The Definitive Glossary of SMB Acquisition

This glossary defines the critical financial, legal, and operational terms used in the Small to Medium-Sized Business (SMB) acquisition landscape. Whether you are an acquisition entrepreneur, a search funder, or a business owner preparing for an exit, understanding these terms is the first step toward a successful transaction.


A – E: Financial Metrics & Foundation

Asset Purchase

A transaction where the buyer purchases individual assets of a company (equipment, customer lists, intellectual property) rather than the legal entity itself.

Add-back

Expenses listed on a P&L statement that are non-recurring or personal to the current owner (e.g., a personal car lease or a one-time legal fee). These are added back to the net income to calculate the true earning power of the business.

CIM (Confidential Information Memorandum)

A document prepared by a broker or seller that provides a comprehensive overview of the business for sale, including operations, financial history, and growth opportunities.

EBITDA

Earnings Before Interest, Taxes, Depreciation, and Amortization. A standard measure of a company’s operational profitability, excluding non-operating expenses and non-cash accounting entries.


Holdback

A portion of the purchase price that is not paid at closing but held in escrow for a set period (usually 6–12 months) to cover potential undisclosed liabilities or breaches of representations.
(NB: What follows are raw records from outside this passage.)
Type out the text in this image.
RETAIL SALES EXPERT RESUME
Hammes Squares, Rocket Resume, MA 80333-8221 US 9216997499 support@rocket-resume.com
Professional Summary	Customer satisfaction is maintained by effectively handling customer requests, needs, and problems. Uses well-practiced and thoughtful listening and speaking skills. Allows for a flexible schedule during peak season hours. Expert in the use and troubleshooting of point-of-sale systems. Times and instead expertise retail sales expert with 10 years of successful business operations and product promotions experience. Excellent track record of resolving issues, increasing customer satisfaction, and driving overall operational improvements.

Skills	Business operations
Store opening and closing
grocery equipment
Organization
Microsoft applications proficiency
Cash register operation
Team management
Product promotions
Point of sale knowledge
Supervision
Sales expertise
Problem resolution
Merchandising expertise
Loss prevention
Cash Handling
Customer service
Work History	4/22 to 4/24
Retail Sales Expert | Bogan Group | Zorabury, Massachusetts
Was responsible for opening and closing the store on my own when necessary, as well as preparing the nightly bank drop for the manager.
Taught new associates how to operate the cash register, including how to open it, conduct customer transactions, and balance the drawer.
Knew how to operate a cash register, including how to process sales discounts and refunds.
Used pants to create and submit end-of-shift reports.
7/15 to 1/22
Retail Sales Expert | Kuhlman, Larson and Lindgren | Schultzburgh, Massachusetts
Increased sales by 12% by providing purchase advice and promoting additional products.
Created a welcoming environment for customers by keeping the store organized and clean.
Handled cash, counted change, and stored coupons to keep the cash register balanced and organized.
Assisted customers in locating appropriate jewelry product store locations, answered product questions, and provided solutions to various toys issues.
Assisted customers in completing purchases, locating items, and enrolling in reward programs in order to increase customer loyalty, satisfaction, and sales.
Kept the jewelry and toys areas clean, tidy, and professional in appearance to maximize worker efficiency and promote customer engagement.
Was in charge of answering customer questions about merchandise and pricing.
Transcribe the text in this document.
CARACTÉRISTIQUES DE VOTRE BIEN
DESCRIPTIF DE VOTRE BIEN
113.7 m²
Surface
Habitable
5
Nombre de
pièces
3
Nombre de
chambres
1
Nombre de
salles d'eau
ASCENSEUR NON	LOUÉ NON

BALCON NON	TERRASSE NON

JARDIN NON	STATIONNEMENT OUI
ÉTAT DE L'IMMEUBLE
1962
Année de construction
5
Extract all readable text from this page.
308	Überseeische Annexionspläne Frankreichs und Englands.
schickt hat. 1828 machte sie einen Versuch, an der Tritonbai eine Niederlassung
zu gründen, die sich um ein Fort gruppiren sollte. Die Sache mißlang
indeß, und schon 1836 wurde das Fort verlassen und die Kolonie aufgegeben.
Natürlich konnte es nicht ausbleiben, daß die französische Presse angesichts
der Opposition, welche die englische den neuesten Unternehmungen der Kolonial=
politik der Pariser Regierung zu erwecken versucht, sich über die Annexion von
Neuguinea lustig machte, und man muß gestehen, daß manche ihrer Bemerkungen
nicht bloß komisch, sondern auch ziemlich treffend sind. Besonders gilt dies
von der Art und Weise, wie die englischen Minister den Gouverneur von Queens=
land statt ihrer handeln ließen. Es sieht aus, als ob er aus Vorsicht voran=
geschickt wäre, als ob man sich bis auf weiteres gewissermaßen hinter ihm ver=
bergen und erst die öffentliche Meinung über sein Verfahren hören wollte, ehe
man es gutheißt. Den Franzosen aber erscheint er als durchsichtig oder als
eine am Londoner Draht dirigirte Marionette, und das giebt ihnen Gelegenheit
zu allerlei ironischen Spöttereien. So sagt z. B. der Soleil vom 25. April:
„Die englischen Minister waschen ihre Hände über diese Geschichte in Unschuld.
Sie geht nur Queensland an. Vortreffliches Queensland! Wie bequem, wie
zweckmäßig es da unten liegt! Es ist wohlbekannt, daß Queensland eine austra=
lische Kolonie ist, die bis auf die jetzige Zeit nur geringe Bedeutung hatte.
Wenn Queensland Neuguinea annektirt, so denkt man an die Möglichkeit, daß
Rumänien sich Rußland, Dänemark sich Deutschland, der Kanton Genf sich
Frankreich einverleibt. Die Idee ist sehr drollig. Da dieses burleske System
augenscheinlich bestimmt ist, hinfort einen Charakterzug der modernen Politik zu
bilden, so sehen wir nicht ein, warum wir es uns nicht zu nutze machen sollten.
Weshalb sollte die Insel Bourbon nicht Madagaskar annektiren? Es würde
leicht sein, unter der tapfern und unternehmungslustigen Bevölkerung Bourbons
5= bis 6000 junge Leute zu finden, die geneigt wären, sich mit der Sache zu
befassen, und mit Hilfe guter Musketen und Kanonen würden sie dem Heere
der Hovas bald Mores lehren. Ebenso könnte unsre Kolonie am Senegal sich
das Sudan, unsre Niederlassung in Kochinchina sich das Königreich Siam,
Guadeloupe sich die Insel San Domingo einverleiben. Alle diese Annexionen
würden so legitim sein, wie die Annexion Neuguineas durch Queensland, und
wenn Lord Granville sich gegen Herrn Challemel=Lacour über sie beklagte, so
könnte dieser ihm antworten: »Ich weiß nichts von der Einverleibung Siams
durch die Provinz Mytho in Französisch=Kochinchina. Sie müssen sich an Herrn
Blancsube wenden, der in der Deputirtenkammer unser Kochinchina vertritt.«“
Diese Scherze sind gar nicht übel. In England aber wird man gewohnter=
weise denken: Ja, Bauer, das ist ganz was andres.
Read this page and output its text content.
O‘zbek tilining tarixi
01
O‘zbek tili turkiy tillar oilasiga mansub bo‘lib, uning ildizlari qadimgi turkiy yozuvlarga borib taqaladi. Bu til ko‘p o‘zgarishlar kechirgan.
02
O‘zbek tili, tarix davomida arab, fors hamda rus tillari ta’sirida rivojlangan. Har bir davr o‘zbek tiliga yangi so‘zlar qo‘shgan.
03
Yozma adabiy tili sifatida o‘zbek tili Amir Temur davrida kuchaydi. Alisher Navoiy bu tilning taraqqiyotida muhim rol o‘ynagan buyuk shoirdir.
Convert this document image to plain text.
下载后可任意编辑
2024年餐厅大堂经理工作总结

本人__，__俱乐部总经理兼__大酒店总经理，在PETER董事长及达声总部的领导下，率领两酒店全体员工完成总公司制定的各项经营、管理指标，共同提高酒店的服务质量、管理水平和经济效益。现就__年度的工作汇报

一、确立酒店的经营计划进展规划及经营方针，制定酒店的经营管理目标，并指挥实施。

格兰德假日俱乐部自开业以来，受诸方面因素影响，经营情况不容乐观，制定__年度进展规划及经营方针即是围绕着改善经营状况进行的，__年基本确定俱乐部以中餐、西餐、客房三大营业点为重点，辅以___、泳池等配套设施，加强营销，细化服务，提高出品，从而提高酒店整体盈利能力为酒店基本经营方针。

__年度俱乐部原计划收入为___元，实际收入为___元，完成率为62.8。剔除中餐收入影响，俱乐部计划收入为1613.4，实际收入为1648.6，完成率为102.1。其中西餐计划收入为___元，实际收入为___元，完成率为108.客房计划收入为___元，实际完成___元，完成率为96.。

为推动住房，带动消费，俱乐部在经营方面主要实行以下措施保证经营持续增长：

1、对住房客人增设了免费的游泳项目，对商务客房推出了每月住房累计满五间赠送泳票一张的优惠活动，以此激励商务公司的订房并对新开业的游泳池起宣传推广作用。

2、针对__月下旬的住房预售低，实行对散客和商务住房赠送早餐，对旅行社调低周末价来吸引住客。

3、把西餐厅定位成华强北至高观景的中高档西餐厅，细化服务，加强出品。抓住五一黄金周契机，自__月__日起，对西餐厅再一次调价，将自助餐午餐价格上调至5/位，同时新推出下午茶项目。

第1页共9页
Indication of Interest (IOI)

An informal, non-binding letter expressing a buyer’s serious interest in a business, typically preceding a formal Letter of Intent (LOI).

Letter of Intent (LOI)

A formal document outlining the proposed terms of the acquisition. While largely non-binding, it usually includes binding clauses regarding Exclusivity (No-Shop) and Confidentiality.

LBO (Leveraged Buyout)

The acquisition of a company using a significant amount of borrowed money (debt) to meet the cost of acquisition. The assets of the company being acquired are often used as collateral for the loans.


M – S: Valuation & Sourcing

Multiple

The factor by which a business’s earnings (SDE or EBITDA) are multiplied to determine the Enterprise Value.

Proof of Funds (POF)

A document (usually a bank statement or letter) demonstrating that a buyer has the liquid capital required to cover the down payment of an acquisition.

SDE (Seller’s Discretionary Earnings)

The most common metric for valuing small businesses ($0–$5M revenue). It represents the total financial benefit to a single owner-operator.

Seller Financing

A loan provided by the seller to the buyer to cover part of the purchase price. This demonstrates the seller’s confidence in the business’s future success.


T – Z: Closing & Transition

Working Capital Peg

The target amount of working capital (Current Assets minus Current Liabilities) that must be left in the business at the time of closing to ensure smooth operations post-transition.

Vesting

In an acquisition context, this often refers to “Earn-outs” or equity given to the seller or key employees that they “earn” over time based on performance or tenure.